Senator John R. McPherson




McPherson was born in 1833 in Livingston County, New York, and moved to Jersey City at the age of 26.  He sometimes used the middle name "Rhoderic" but later confessed that the "R" didn't stand for anything at all and was only used to distinguish him from many other "John McPhersons". He knew how to make money in the cattle business, and kept right on doing it in New Jersey, especially after he was elected as a Jersey City alderman in 1864.  By that time he was already well-established in the stockyards business at Hudson City, New Jersey, and was soon a millionaire through his business and real estate holdings.  As the New York World put it in an 1897 profile, "He had a knack of getting on the winning side, especially when politics and business overlapped."



Patent for an improved stock car, 1876

After six years as an alderman, three as president of that board, he was elected to the New Jersey State Senate.  In 1876, the same year he filed a patent for an improved stock car design, McPherson was a Democratic presidential elector for Samuel J. Tilden in his failed bid to defeat Rutherford B. Hayes - the closest presidential election in U.S. history - setting up his own nomination and election by the New Jersey State Legislature to the first of his three terms in the U.S. Senate.

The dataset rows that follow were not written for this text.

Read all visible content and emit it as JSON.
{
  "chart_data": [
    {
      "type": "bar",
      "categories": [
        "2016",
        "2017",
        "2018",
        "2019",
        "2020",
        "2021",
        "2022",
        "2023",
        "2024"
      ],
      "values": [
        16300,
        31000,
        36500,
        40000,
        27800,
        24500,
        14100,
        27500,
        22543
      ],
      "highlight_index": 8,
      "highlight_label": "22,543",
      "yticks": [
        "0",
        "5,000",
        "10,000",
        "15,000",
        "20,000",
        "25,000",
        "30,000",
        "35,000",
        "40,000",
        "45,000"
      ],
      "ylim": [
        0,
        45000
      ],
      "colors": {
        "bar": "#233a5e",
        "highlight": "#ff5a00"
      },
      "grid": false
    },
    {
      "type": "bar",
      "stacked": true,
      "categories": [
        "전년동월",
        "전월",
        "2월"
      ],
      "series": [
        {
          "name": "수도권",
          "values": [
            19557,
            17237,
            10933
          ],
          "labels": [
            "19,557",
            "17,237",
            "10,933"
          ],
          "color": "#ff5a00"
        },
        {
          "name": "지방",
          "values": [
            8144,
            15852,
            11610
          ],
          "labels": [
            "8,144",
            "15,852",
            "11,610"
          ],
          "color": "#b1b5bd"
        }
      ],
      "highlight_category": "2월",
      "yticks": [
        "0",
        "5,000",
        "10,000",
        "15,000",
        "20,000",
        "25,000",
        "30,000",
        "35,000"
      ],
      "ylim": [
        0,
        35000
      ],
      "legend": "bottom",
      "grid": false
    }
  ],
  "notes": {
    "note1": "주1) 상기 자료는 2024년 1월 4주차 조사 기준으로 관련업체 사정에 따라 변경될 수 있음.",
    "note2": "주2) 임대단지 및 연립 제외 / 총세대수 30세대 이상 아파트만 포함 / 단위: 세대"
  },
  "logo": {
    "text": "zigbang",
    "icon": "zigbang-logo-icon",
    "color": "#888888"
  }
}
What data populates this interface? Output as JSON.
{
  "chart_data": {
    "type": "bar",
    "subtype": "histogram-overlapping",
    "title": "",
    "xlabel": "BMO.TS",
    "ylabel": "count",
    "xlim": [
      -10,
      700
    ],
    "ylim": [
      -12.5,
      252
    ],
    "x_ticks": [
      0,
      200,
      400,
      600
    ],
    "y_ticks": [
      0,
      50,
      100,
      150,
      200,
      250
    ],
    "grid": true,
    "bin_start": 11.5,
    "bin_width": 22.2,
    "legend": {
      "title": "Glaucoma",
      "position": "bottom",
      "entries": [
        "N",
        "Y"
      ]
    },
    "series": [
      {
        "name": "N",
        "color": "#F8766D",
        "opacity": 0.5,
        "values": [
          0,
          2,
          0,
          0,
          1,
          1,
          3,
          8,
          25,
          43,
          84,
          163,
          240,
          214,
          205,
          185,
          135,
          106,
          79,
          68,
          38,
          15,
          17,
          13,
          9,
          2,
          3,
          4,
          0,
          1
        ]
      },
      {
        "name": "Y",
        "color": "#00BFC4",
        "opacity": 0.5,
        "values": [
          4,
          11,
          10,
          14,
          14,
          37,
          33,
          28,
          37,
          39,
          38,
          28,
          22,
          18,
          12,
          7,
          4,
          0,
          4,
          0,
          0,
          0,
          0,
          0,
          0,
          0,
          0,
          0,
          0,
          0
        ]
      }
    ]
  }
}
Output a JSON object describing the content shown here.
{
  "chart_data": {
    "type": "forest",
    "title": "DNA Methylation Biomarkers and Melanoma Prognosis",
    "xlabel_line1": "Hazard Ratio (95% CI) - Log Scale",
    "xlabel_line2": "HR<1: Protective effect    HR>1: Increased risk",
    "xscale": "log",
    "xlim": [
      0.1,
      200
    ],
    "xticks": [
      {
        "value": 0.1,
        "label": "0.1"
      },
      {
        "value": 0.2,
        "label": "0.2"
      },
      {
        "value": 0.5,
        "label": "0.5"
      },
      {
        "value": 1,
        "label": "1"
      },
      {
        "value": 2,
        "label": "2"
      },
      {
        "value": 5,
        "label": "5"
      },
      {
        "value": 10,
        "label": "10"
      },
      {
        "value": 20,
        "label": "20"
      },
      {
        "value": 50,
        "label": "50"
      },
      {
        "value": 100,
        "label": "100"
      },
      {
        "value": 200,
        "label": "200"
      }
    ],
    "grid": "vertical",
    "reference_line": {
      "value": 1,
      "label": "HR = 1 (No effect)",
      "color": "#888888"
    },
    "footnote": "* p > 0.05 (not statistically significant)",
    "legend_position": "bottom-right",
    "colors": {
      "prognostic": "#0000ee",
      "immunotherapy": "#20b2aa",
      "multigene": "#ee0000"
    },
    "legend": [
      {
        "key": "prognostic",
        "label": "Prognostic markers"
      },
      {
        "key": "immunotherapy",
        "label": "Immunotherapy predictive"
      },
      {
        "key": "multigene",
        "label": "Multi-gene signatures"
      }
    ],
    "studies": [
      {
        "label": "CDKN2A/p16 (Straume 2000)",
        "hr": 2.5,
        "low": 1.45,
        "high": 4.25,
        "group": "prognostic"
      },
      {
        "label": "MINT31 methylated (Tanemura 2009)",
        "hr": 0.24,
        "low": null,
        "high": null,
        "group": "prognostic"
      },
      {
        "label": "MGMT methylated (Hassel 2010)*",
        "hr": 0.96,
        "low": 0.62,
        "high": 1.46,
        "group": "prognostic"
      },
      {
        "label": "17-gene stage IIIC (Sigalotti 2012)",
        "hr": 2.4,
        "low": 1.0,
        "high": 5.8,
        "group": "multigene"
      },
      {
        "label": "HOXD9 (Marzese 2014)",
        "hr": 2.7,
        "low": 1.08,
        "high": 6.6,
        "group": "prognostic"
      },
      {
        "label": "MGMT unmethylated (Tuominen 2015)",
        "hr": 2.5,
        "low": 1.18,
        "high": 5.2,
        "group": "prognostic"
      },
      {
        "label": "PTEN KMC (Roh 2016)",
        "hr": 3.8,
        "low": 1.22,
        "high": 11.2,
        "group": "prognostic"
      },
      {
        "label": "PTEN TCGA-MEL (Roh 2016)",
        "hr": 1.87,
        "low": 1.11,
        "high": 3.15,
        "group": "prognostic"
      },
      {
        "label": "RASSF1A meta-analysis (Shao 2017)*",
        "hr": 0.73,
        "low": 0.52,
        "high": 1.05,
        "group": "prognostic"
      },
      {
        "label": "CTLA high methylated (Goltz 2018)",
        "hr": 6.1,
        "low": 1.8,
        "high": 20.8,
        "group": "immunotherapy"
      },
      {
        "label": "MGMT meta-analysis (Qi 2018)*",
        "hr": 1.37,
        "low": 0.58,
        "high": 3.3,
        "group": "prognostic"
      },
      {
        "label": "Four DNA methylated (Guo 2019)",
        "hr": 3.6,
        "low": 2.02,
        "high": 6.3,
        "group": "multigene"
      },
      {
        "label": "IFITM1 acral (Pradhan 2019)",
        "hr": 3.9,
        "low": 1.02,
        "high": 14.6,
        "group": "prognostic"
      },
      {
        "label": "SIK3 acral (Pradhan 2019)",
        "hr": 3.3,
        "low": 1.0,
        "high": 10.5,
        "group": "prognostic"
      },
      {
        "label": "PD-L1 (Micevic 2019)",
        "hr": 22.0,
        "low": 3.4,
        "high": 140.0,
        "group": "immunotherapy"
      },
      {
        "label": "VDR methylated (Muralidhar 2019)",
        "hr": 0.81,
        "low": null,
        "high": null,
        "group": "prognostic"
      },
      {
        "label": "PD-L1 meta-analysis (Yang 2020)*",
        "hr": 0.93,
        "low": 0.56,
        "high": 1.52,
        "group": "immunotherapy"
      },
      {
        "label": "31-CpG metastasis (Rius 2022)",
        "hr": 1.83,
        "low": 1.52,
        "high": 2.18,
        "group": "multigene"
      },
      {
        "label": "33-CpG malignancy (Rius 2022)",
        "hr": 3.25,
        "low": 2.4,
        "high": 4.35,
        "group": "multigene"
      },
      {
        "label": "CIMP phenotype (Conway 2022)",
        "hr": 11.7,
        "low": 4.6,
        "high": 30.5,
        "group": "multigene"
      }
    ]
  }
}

From The Illustrated American, 1891


It was during McPherson's first term in 1878 that he learned of the plight of real estate developer and entrepreneur William Van Aken. A few years previously, Van Aken acquired 800 acres of property in central New Jersey along the proposed route of the Philadelphia and Reading Railroad's Delaware and Bound Brook division with the intent of developing a small industrial city along the line.  Despite having secured a railroad station with the promise of regular service, and an expenditure of several hundreds of thousands of dollars in improvements, sales of residential lots were slow, manufacturers were not interested, and he was losing money.
 
Belle Mead looking west toward the Sourland Mountains

Van Aken's attempt to dispose of the entire enterprise was blocked by his wife - she had recently filed for divorce - and the property went into foreclosure.



Belle Mead looking north

According to Van Aken's later testimony, he and Senator McPherson were well acquainted through Van Aken's business interest in New York dockyards.  It was easy then for him to approach McPherson with a scheme allowing the senator to purchase the foreclosed property at a low price of $30,000 and continue Van Aken's development plan, with the eventual profits to be split between the gentlemen.

That's not how McPherson remembered it when the pair met again eighteen years later, with near-tragic consequences.